Even so, there’s been movement in recent weeks to make green, efficient and affordable renewable propane gas (rPG) available to more users in the Northeast.
On September 12, Massachusetts received its first delivery of renewable propane. The NGL Supply Wholesale Springfield terminal in West Springfield received a shipment of rPG for distribution to retailers in the region.
“The cost is just slightly more than traditional propane today,” Anderson said, “but we anticipate, as more of it is produced, that that cost is going to come down. And if you think about the added benefit that you get by knowing you’re helping the climate and helping the planet by using renewables — I think a lot of people are willing to spend a little bit more to get that.”
Propane retailer Hocon Gas made news on September 15 when it brought in Connecticut’s first renewable propane shipment. The rPG delivery will supply Hocon’s propane autogas filling station. Autogas made from conventional propane is far more eco-friendly (and affordable) than gasoline or diesel. It emits less carbon dioxide, carbon monoxide and nitrogen/sulfur oxides. Renewable propane has even better greenhouse gas performance, with a typical carbon intensity that’s roughly 23% that of gasoline or diesel.*
There is certainly a market for renewable propane autogas in the Constitution State. Connecticut has over 600 propane autogas-fueled school buses, the most of any state in New England.
These are just the most recent rPG deliveries in the Northeast. They follow the April 2022 arrival of two 30,000-gallon rail cars of rPG to Ray Energy in Troy, NY. That fuel served end users in New York and Vermont.

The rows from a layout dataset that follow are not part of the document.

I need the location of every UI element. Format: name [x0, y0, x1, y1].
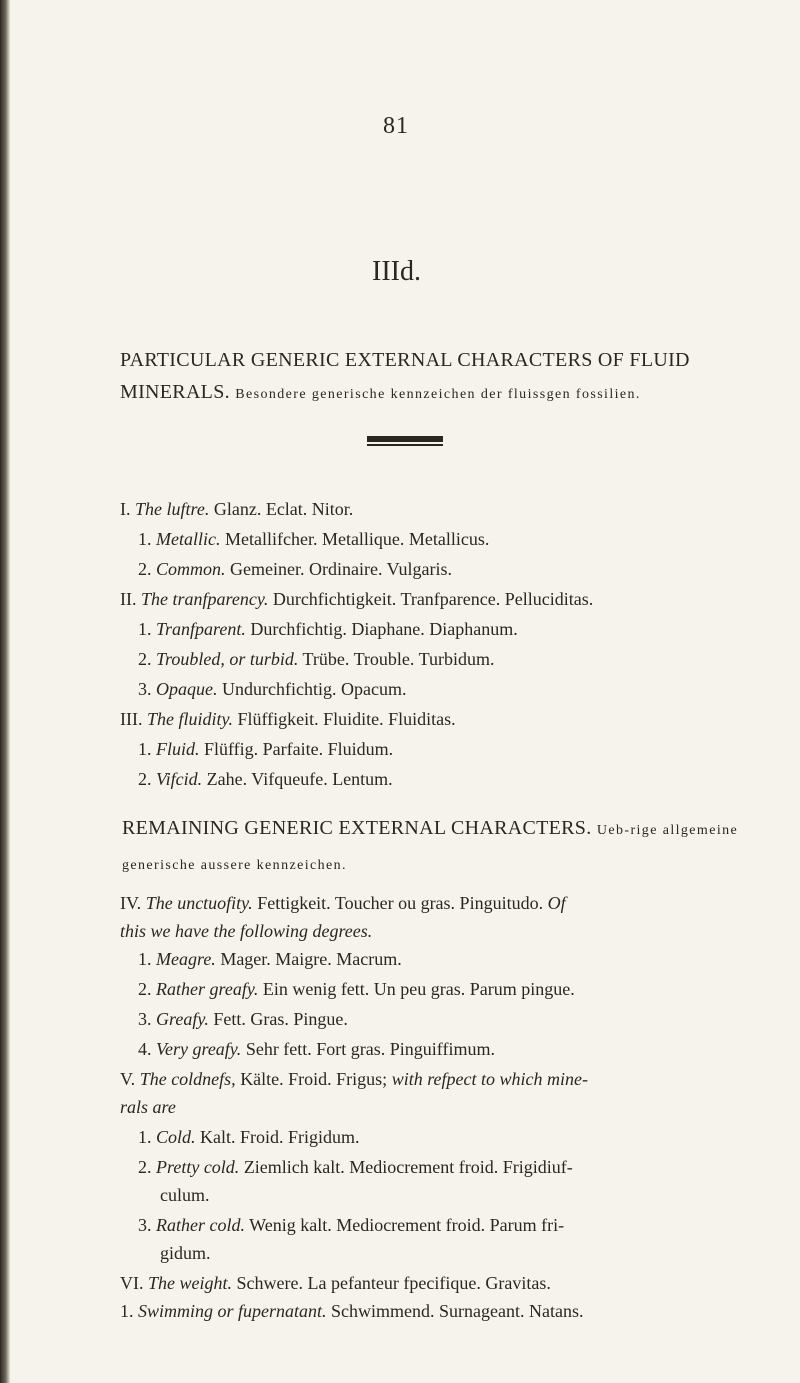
entry-tail: with refpect to which mine-	[391, 1069, 588, 1089]
entry-label: 3.	[138, 679, 152, 699]
entry-text: gidum.	[160, 1243, 211, 1263]
entry-term: Rather greafy.	[156, 979, 259, 999]
entry-term: this we have the following degrees.	[120, 921, 373, 941]
remaining-heading-text: REMAINING GENERIC EXTERNAL CHARACTERS.	[122, 817, 592, 839]
entry-line	[138, 526, 489, 552]
entry-term: The weight.	[148, 1273, 232, 1293]
entry-text: Ziemlich kalt. Mediocrement froid. Frigidiuf-	[243, 1157, 573, 1177]
entry-term: Fluid.	[156, 739, 200, 759]
entry-term: Very greafy.	[156, 1039, 242, 1059]
entry-line	[120, 586, 593, 612]
entry-label: 4.	[138, 1039, 152, 1059]
entry-text: Metallifcher. Metallique. Metallicus.	[224, 529, 490, 549]
entry-text: Durchfichtig. Diaphane. Diaphanum.	[250, 619, 518, 639]
entry-line	[138, 1212, 564, 1238]
entry-text: culum.	[160, 1185, 210, 1205]
entry-line	[138, 1124, 360, 1150]
entry-label: 1.	[120, 1301, 134, 1321]
entry-term: Vifcid.	[156, 769, 203, 789]
entry-text: Fett. Gras. Pingue.	[213, 1009, 348, 1029]
entry-term: Meagre.	[156, 949, 216, 969]
entry-line	[138, 766, 393, 792]
section-heading: IIId.	[372, 256, 421, 287]
entry-text: Fettigkeit. Toucher ou gras. Pinguitudo.	[257, 893, 544, 913]
book-binding-edge	[0, 0, 10, 1383]
entry-label: 1.	[138, 739, 152, 759]
main-title-german: Besondere generische kennzeichen der fluissgen fossilien.	[235, 387, 641, 402]
entry-label: 1.	[138, 529, 152, 549]
entry-line	[120, 1298, 583, 1324]
entry-term: Common.	[156, 559, 226, 579]
entry-label: 3.	[138, 1009, 152, 1029]
entry-label: III.	[120, 709, 143, 729]
remaining-heading	[122, 812, 782, 882]
entry-text: Gemeiner. Ordinaire. Vulgaris.	[230, 559, 453, 579]
entry-line	[138, 976, 575, 1002]
entry-label: 2.	[138, 769, 152, 789]
entry-text: Flüffig. Parfaite. Fluidum.	[204, 739, 394, 759]
entry-term: Opaque.	[156, 679, 218, 699]
entry-text: Schwimmend. Surnageant. Natans.	[331, 1301, 584, 1321]
entry-line	[120, 1094, 176, 1120]
entry-line	[120, 918, 372, 944]
entry-text: Flüffigkeit. Fluidite. Fluiditas.	[237, 709, 456, 729]
entry-line	[120, 1066, 588, 1092]
entry-text: Zahe. Vifqueufe. Lentum.	[206, 769, 393, 789]
entry-term: The coldnefs,	[139, 1069, 236, 1089]
entry-line	[120, 890, 566, 916]
entry-term: The luftre.	[135, 499, 210, 519]
main-title	[120, 344, 770, 411]
entry-line	[138, 736, 393, 762]
entry-label: II.	[120, 589, 137, 609]
entry-term: Troubled, or turbid.	[156, 649, 299, 669]
entry-label: 1.	[138, 949, 152, 969]
entry-text: Trübe. Trouble. Turbidum.	[302, 649, 495, 669]
entry-text: Schwere. La pefanteur fpecifique. Gravitas.	[236, 1273, 551, 1293]
entry-label: 2.	[138, 649, 152, 669]
entry-text: Kälte. Froid. Frigus;	[240, 1069, 388, 1089]
entry-label: 3.	[138, 1215, 152, 1235]
entry-line	[138, 676, 406, 702]
entry-term: Tranfparent.	[156, 619, 246, 639]
entry-term: Swimming or fupernatant.	[138, 1301, 327, 1321]
entry-text: Durchfichtigkeit. Tranfparence. Pelluciditas.	[272, 589, 594, 609]
entry-line	[120, 496, 353, 522]
entry-line	[138, 556, 452, 582]
page-number: 81	[383, 113, 409, 139]
entry-line	[138, 946, 402, 972]
entry-label: IV.	[120, 893, 142, 913]
entry-term: rals are	[120, 1097, 176, 1117]
entry-line	[120, 1270, 551, 1296]
entry-text: Sehr fett. Fort gras. Pinguiffimum.	[245, 1039, 495, 1059]
entry-text: Kalt. Froid. Frigidum.	[200, 1127, 360, 1147]
entry-line	[120, 706, 456, 732]
entry-line	[138, 1006, 348, 1032]
entry-text: Undurchfichtig. Opacum.	[222, 679, 407, 699]
entry-term: The tranfparency.	[141, 589, 269, 609]
entry-label: 1.	[138, 1127, 152, 1147]
entry-term: Greafy.	[156, 1009, 209, 1029]
entry-text: Ein wenig fett. Un peu gras. Parum pingue.	[262, 979, 575, 999]
entry-label: V.	[120, 1069, 136, 1089]
entry-line	[160, 1240, 211, 1266]
ornamental-divider	[367, 436, 443, 442]
entry-line	[138, 1154, 573, 1180]
entry-line	[138, 616, 518, 642]
main-title-text: PARTICULAR GENERIC EXTERNAL CHARACTERS OF FLUID MINERALS.	[120, 349, 690, 403]
entry-text: Glanz. Eclat. Nitor.	[213, 499, 354, 519]
entry-term: Cold.	[156, 1127, 196, 1147]
entry-label: 2.	[138, 1157, 152, 1177]
entry-tail: Of	[547, 893, 566, 913]
entry-term: The fluidity.	[146, 709, 233, 729]
entry-label: 2.	[138, 559, 152, 579]
entry-label: 1.	[138, 619, 152, 639]
entry-label: 2.	[138, 979, 152, 999]
remaining-heading-german: Ueb-rige allgemeine generische aussere kennzeichen.	[122, 823, 739, 873]
entry-text: Mager. Maigre. Macrum.	[220, 949, 402, 969]
entry-line	[160, 1182, 210, 1208]
entry-term: Pretty cold.	[156, 1157, 240, 1177]
entry-line	[138, 1036, 495, 1062]
entry-term: The unctuofity.	[145, 893, 253, 913]
entry-label: VI.	[120, 1273, 144, 1293]
entry-line	[138, 646, 494, 672]
entry-term: Metallic.	[156, 529, 221, 549]
entry-text: Wenig kalt. Mediocrement froid. Parum fri-	[249, 1215, 565, 1235]
entry-term: Rather cold.	[156, 1215, 245, 1235]
entry-label: I.	[120, 499, 131, 519]
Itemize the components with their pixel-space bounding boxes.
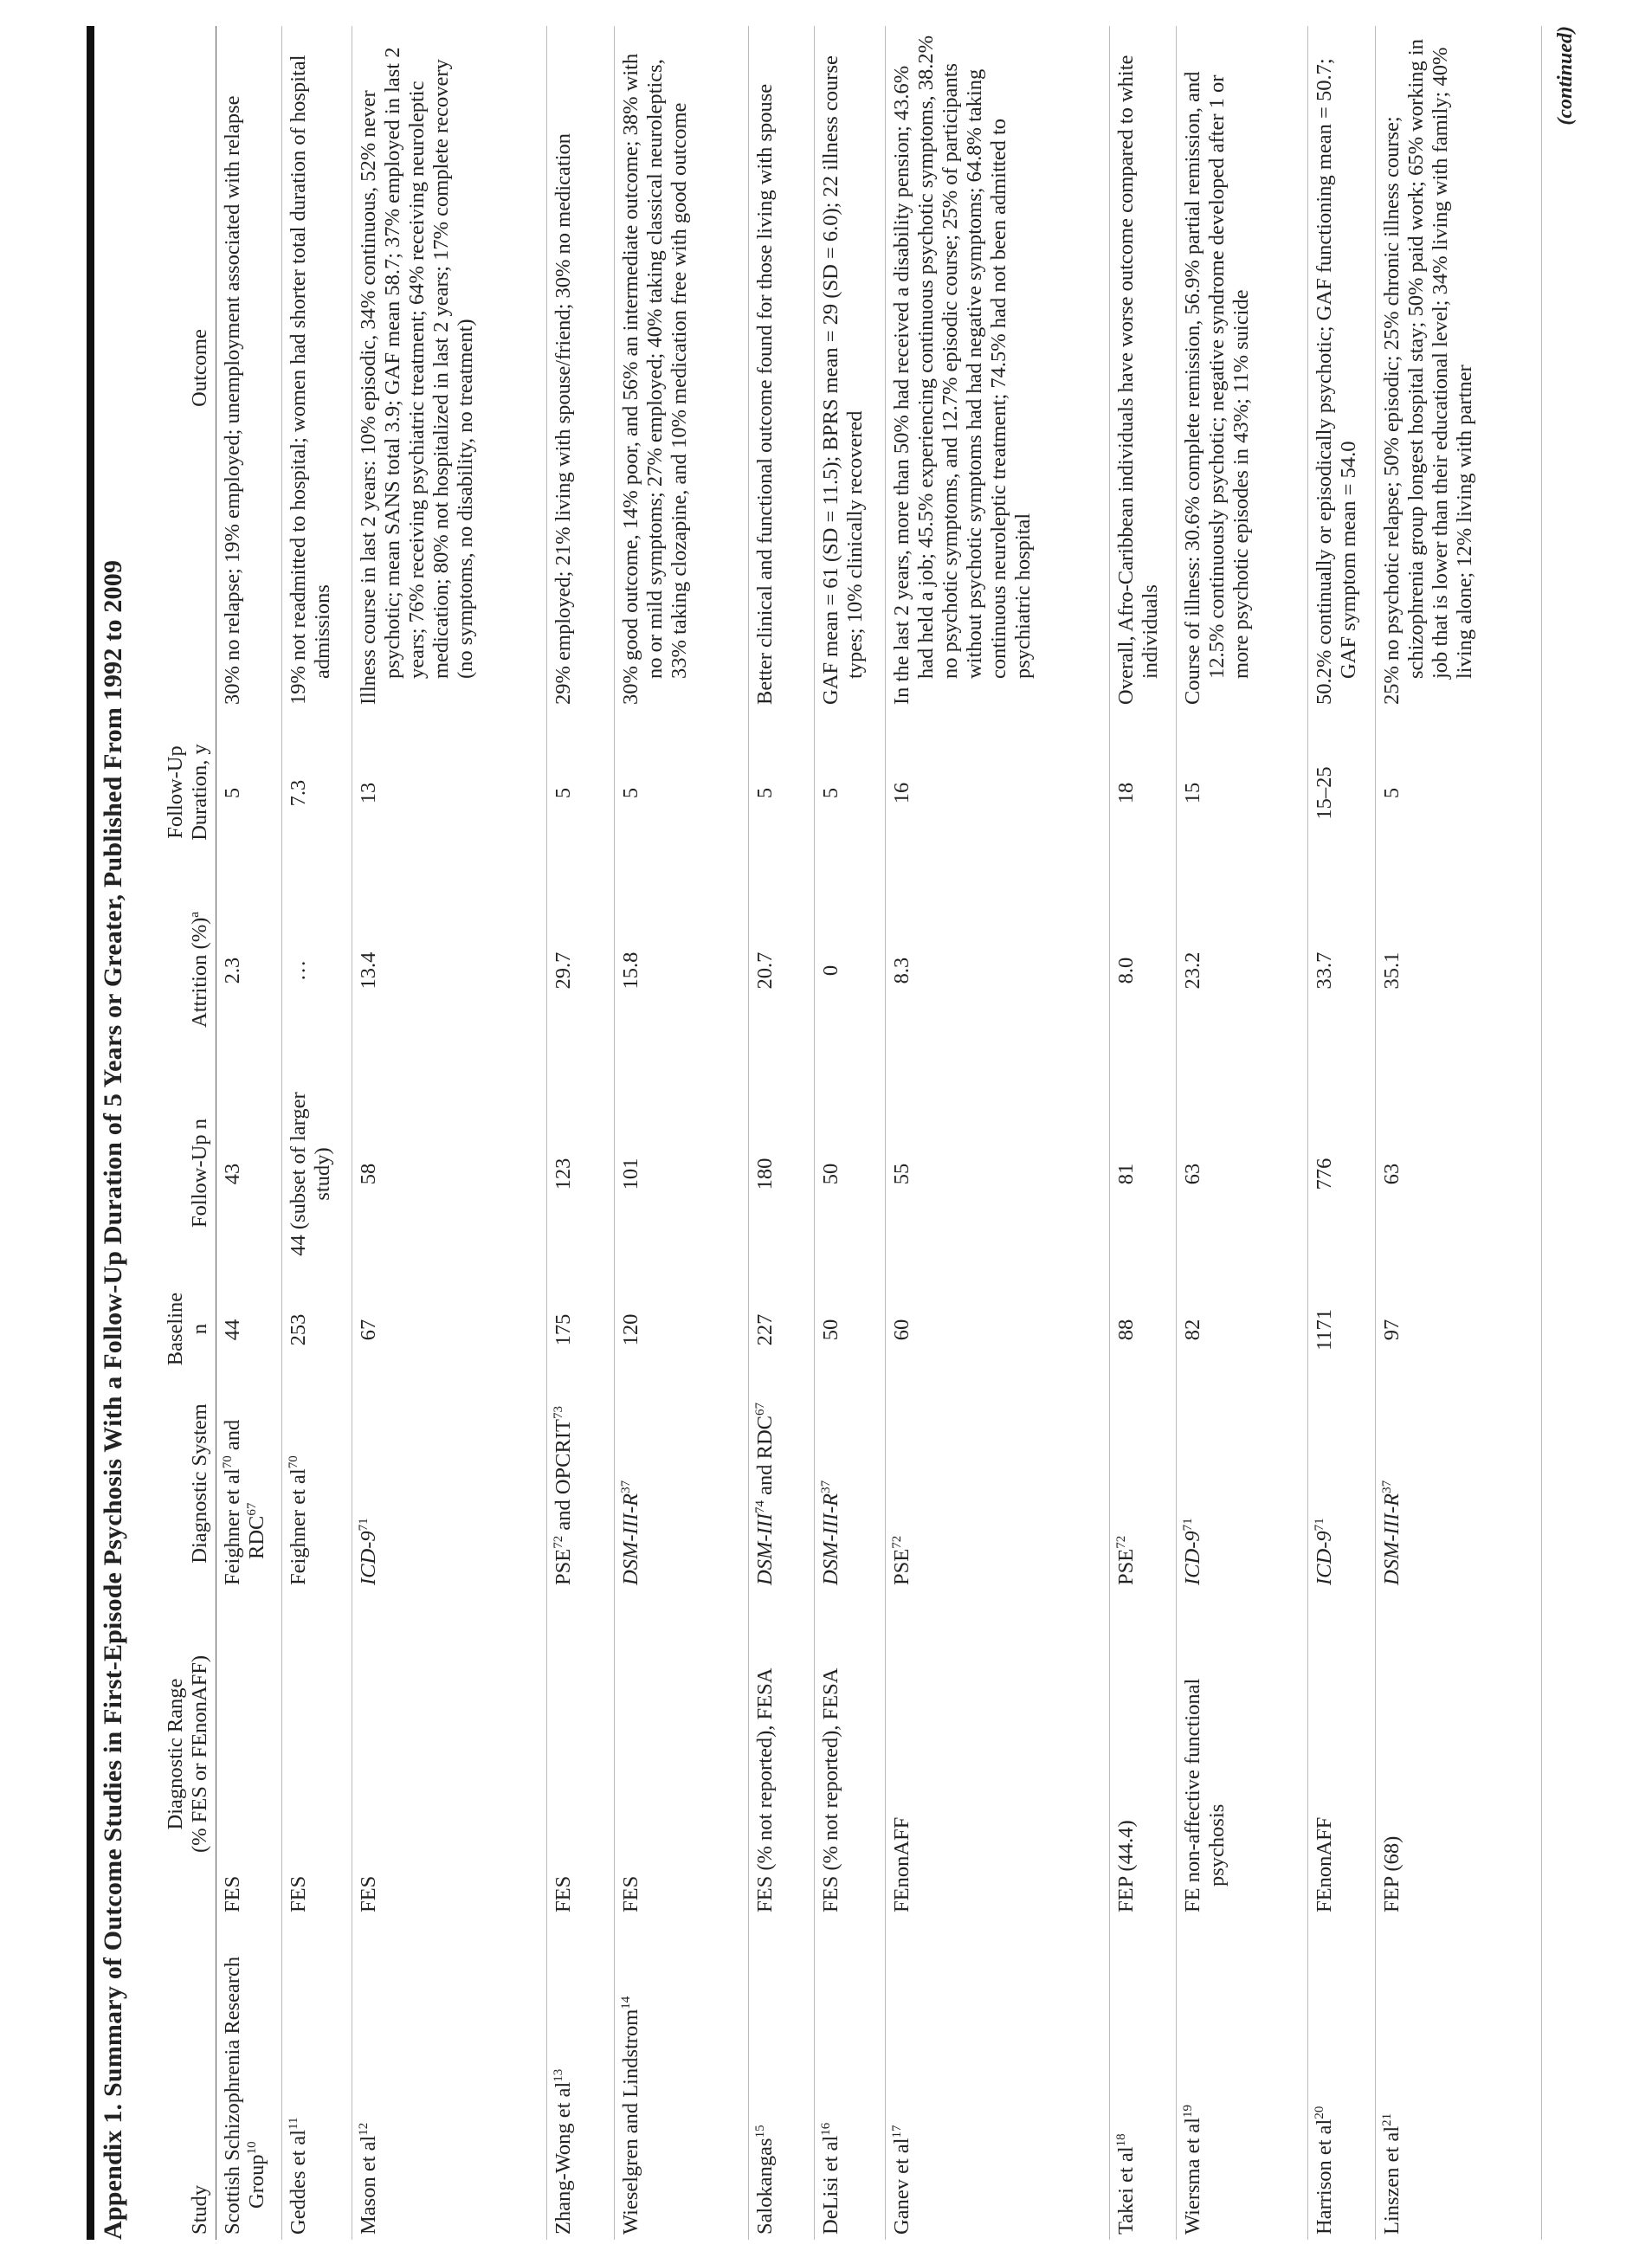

Ray Energy recently delivered a propane blend containing 5% rPG to Maine for the grand opening of the state’s largest school bus autogas dispensing facility.
These events show how, even though renewable propane isn’t in wide use yet, its availability is continuing to grow — and there is an appetite from households and businesses for access to it. The Propane Education & Research Council found that the U.S. has the capability to produce 40 million gallons of rPG each year, and that number could reach 277 million gallons by 2027. We’ll need the support of businesses and policymakers to realize that growth. Renewable propane is a fantastic opportunity to lower greenhouse gas emissions without endangering the power grid or forcing expensive equipment conversions on everyday Americans.